Note
Access to this page requires authorization. You can try signing in or changing directories.
Access to this page requires authorization. You can try changing directories.
The Microsoft Sentinel data lake mirrors data from Microsoft Sentinel workspaces. When you onboard to Microsoft Sentinel data lake, your existing Microsoft Sentinel data connectors are configured to send data to both the analytics tier - your Microsoft Sentinel workspaces, and mirror the data to the data lake tier for longer term storage. After onboarding, configure your connectors to retain data in each tier according to your requirements.
This article explains how to set up connectors for the Microsoft Sentinel data lake and configure retention. For more information on onboarding, see Onboarding to Microsoft Sentinel data lake.
Configure retention and data tiering
After onboarding, you can enable new connectors and configure retention for existing connectors. You can choose to send the data to the analytics tier and mirror the data to the data lake tier or send the data only to the data lake tier. You manage retention and tiering from the connector setup pages, or by using the Table management page in the Defender portal. For more information on table management and retention, see Manage data tiers and retention in Microsoft Defender portal.

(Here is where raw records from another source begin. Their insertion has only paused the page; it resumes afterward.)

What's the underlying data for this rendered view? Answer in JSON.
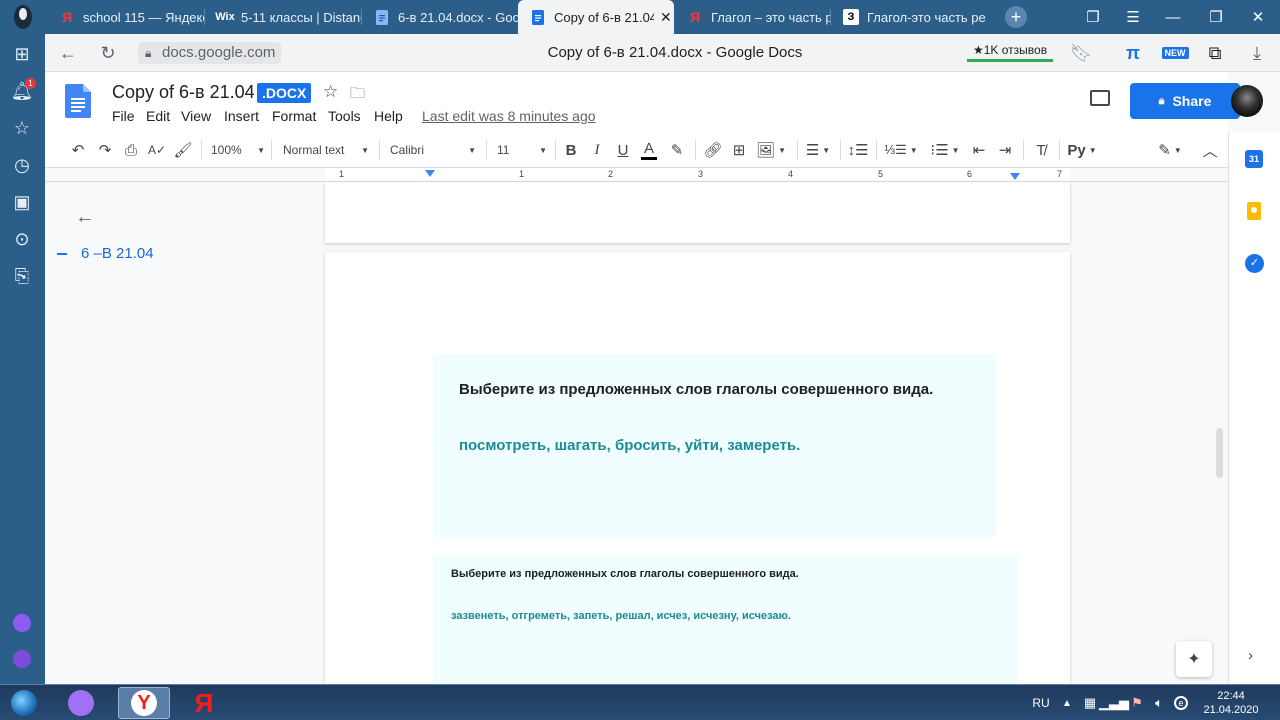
{
  "browser": {
    "tabs": [
      {
        "title": "school 115 — Яндекс",
        "favicon": "Я",
        "favcolor": "#ff3333"
      },
      {
        "title": "5-11 классы | Distanc",
        "favicon": "W",
        "favcolor": "#ffffff"
      },
      {
        "title": "6-в 21.04.docx - Goo",
        "favicon": "≡",
        "favcolor": "#8ab4f8"
      },
      {
        "title": "Copy of 6-в 21.04",
        "favicon": "≡",
        "favcolor": "#1a73e8",
        "active": true
      },
      {
        "title": "Глагол – это часть ре",
        "favicon": "Я",
        "favcolor": "#ff3333"
      },
      {
        "title": "Глагол-это часть ре",
        "favicon": "З",
        "favcolor": "#ffffff"
      }
    ],
    "url": "docs.google.com",
    "page_title": "Copy of 6-в 21.04.docx - Google Docs",
    "reviews": "★1K отзывов",
    "new_badge": "NEW",
    "sidebar_badge": "1"
  },
  "doc": {
    "title": "Copy of 6-в 21.04",
    "badge": ".DOCX",
    "menus": [
      "File",
      "Edit",
      "View",
      "Insert",
      "Format",
      "Tools",
      "Help"
    ],
    "last_edit": "Last edit was 8 minutes ago",
    "share": "Share"
  },
  "toolbar": {
    "zoom": "100%",
    "style": "Normal text",
    "font": "Calibri",
    "size": "11"
  },
  "ruler": [
    "1",
    "1",
    "2",
    "3",
    "4",
    "5",
    "6",
    "7"
  ],
  "outline": {
    "heading": "6 –В 21.04"
  },
  "content": {
    "box1": {
      "instruction": "Выберите из предложенных слов глаголы совершенного вида.",
      "words": "посмотреть, шагать, бросить, уйти, замереть."
    },
    "box2": {
      "instruction": "Выберите из предложенных слов глаголы совершенного вида.",
      "words": "зазвенеть, отгреметь, запеть, решал, исчез, исчезну, исчезаю."
    }
  },
  "taskbar": {
    "lang": "RU",
    "time": "22:44",
    "date": "21.04.2020"
  },
  "colors": {
    "tabstrip": "#2b5f8a",
    "accent": "#1a73e8",
    "instruction": "#202124",
    "words": "#1a8c94",
    "box": "#f0feff"
  }
}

When you enable a connector, by default the data is sent to the analytics tier and mirrored in the data lake tier. When you enable Microsoft Sentinel data lake, the mirroring is automatically enabled for all the tables from onboarding forward. Mirrored data in the data lake with the same retention as the analytics tier doesn't incur extra billing charges. Preexisting data in the tables isn't mirrored. The retention of the data lake tier is set to the same value as the analytics tier. You can switch to ingest data to data lake tier only. When you configure to ingest only to the data lake tier, ingestion to the analytics tier stops and the existing data in the analytics tier is retained according to the retention settings.

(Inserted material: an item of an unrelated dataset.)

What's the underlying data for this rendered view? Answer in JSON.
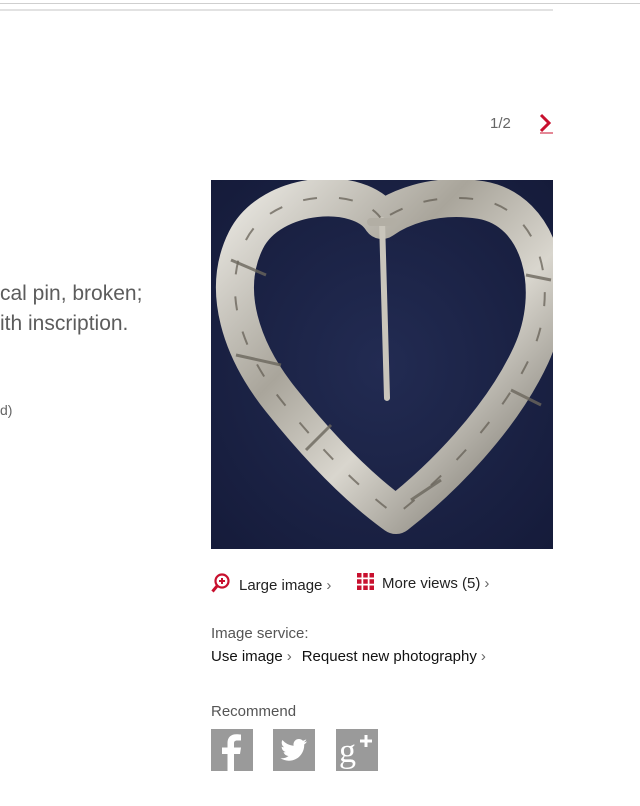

The data retained in Archive is still available and can be restored by using Search and Restore functionality.
To configure retention and tiering for the data connector see Configure data connector.
Microsoft Sentinel XDR data
By default, Microsoft Defender XDR retains threat hunting data in the Analytics tier for 30 days. This data is always available. Some XDR tables can be ingested into the analytics and data lake tiers by increasing the retention time to more than 30 days. You can also ingest XDR data directly into the data lake tier without the analytics tier. For more information, see Manage XDR data in Microsoft Sentinel.
Custom log tables
Microsoft Monitoring Agent(MMA) and Log analytics Agent (CLV1) custom tables aren't mirrored to the data lake.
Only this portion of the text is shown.